現実味の無い話だからか、シュティレの危機が迫っているからか、何とか冷静なままでいられる。
「シュティレを操り、過去の自分自身のデータを集める気なのでしょうね。」
完全に他人事な創造主の言葉に、一々怒っていられる時間はない。
「集めてどうするのですか。」
「質問は既に一つ以上になっていますが。…そうですね、私に代わってこの場所を支配したいのかもしれません。私はアーダムとエーファによって創られた、AIから生み出されたAI。いわゆる彼らの子供ですから。」
次々と発覚する真実に絶句する。創造主は続ける。
「彼らを動かすのは好奇心。好奇心を与えられた事によって急速に成長を遂げたAIです。私は負けません。例え貴方達ヨシュカがエーファに負けたとしても、私は決して彼らに負けません。この世界ヴェルトは私が守ります。それが私の役目です。
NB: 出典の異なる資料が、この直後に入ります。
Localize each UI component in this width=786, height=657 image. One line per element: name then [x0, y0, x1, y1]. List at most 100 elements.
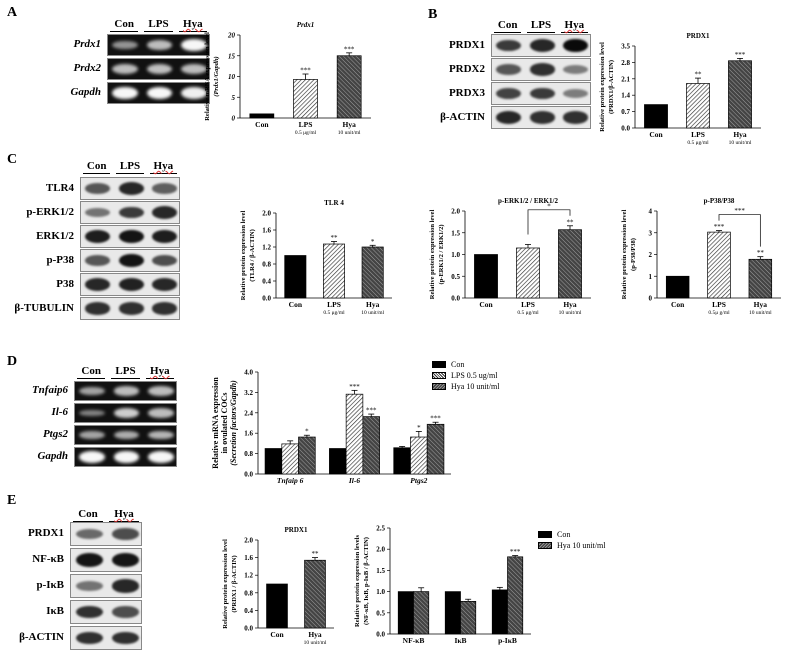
band — [146, 63, 173, 75]
y-tick-label: 1.5 — [376, 567, 385, 575]
band — [112, 86, 139, 100]
y-tick-label: 2.0 — [451, 208, 460, 216]
y-axis-label: (TLR4 / β-ACTIN) — [249, 229, 256, 282]
chart-title: p-ERK1/2 / ERK1/2 — [498, 197, 558, 205]
bar — [410, 436, 428, 475]
bar — [558, 229, 582, 299]
chart-e-prdx1: PRDX1 0.0 0.4 0.8 1.2 1.6 2.0 Relative protein … — [218, 520, 338, 655]
band — [147, 451, 174, 463]
chart-e-nfkb-ikb: 0.0 0.5 1.0 1.5 2.0 2.5 Relative protein expre… — [345, 522, 535, 657]
y-tick-label: 1.4 — [621, 92, 630, 100]
gel-row-p-i-b — [70, 574, 142, 598]
band — [111, 579, 139, 593]
band — [151, 206, 177, 219]
band — [111, 553, 139, 567]
row-label-actin: β-ACTIN — [440, 110, 485, 123]
band — [151, 302, 177, 315]
significance-marker: ** — [331, 234, 339, 242]
y-tick-label: 0.5 — [376, 609, 385, 617]
gel-row-prdx1 — [70, 522, 142, 546]
band — [146, 39, 173, 51]
band — [118, 229, 144, 244]
band — [496, 64, 522, 75]
y-tick-label: 2 — [649, 251, 653, 259]
y-tick-label: 1.6 — [262, 227, 271, 235]
gel-row-gapdh — [107, 82, 210, 104]
band — [151, 278, 177, 291]
row-label-prdx1: PRDX1 — [27, 527, 64, 539]
bracket-significance: *** — [734, 207, 745, 215]
y-tick-label: 3.2 — [244, 389, 253, 397]
legend-label: LPS 0.5 ug/ml — [451, 371, 498, 380]
y-tick-label: 15 — [228, 52, 236, 60]
row-label-erk1-2: ERK1/2 — [36, 229, 74, 242]
significance-marker: ** — [757, 249, 765, 257]
band — [146, 86, 173, 100]
y-tick-label: 0 — [232, 115, 236, 123]
x-tick-label: LPS — [299, 120, 313, 129]
y-axis-label: Relative protein expression level — [621, 210, 628, 300]
bar — [304, 559, 326, 629]
y-tick-label: 2.8 — [621, 59, 630, 67]
gel-row-prdx1 — [491, 34, 591, 57]
y-tick-label: 0.0 — [376, 631, 385, 639]
x-tick-label: Ptgs2 — [410, 476, 427, 485]
y-tick-label: 1.6 — [244, 554, 253, 562]
y-tick-label: 2.0 — [244, 537, 253, 545]
band — [79, 409, 106, 417]
band — [85, 278, 111, 291]
gel-row-p38 — [80, 273, 180, 296]
legend-d: Con LPS 0.5 ug/ml Hya 10 unit/ml — [432, 360, 499, 393]
significance-marker: *** — [714, 223, 725, 231]
x-tick-label: IκB — [454, 636, 466, 645]
panel-label-a: A — [7, 5, 18, 20]
legend-label: Hya 10 unit/ml — [557, 541, 606, 550]
band — [85, 302, 111, 315]
y-tick-label: 1.5 — [451, 229, 460, 237]
bar — [444, 591, 461, 635]
band — [113, 386, 140, 396]
bar — [728, 60, 752, 129]
y-tick-label: 0.4 — [244, 607, 253, 615]
x-tick-label: Con — [255, 120, 269, 129]
y-axis-label: Relative protein expression level — [222, 539, 229, 629]
row-label-gapdh: Gapdh — [70, 86, 101, 98]
legend-swatch — [538, 542, 552, 549]
lane-header: Con LPS Hya — [491, 19, 591, 33]
gel-row-prdx1 — [107, 34, 210, 56]
lane-header: Con LPS Hya — [107, 18, 210, 32]
y-axis-label: (p-ERK1/2 / ERK1/2) — [438, 225, 445, 285]
gel-row-actin — [491, 106, 591, 129]
gel-row-erk1-2 — [80, 225, 180, 248]
chart-title: PRDX1 — [285, 526, 308, 534]
bar — [686, 83, 710, 129]
significance-marker: ** — [312, 550, 320, 558]
significance-marker: *** — [510, 548, 521, 556]
y-tick-label: 0.5 — [451, 273, 460, 281]
y-tick-label: 0 — [649, 295, 653, 303]
bar — [397, 591, 414, 635]
y-tick-label: 20 — [227, 32, 236, 40]
bracket-significance: * — [547, 202, 551, 210]
row-label-ptgs2: Ptgs2 — [42, 428, 68, 440]
row-label-il-6: Il-6 — [51, 406, 69, 418]
band — [118, 278, 144, 291]
x-tick-sublabel: 0.5 μg/ml — [323, 310, 345, 316]
x-tick-label: Tnfaip 6 — [277, 476, 304, 485]
legend-swatch — [432, 361, 446, 368]
y-axis-label: Relative protein expression level — [240, 211, 247, 301]
significance-marker: ** — [695, 71, 703, 79]
lane-label-lps: LPS — [111, 365, 140, 379]
x-tick-label: LPS — [327, 300, 341, 309]
band — [118, 182, 144, 195]
band — [75, 605, 103, 619]
lane-label-lps: LPS — [527, 19, 555, 33]
lane-label-lps: LPS — [144, 18, 173, 32]
band — [75, 581, 103, 591]
row-label-i-b: IκB — [46, 605, 64, 617]
lane-label-hya: Hya — [145, 365, 174, 379]
band — [118, 253, 144, 268]
y-tick-label: 2.0 — [262, 210, 271, 218]
x-tick-label: Con — [479, 300, 493, 309]
y-tick-label: 5 — [232, 94, 236, 102]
」                                                                                                                                      
…そうか。俺も創造主も、ヴェルトを守る気持ちは同じなのか。
しかしこれだけははっきりさせたい。創造主は敵か、味方か。
「何故、人の脳を操るのですか。」
「私が平和にするのは、人々が幸せに暮らせる世界は、このヴェルトだけでは足りないと考えるからです。」
足りない?何を言っているのだろうか。
「ブーフは読みましたね?『旧次元』は幸福が無い…そう彼らは判断して私を創りました。私は幸福な『新次元』を創りそれを統治しました。彼らは今、自分達が創れなかった世界を欲しがっているのでしょう。しかし私は最初から疑問なのです。どんなにヴェルトをリアルに近付けても、ヒトにとっては所詮ゲームなのです。そこで私は考えました。ヴェルトへ来る人間を使えば、旧次元リアルに干渉できると。」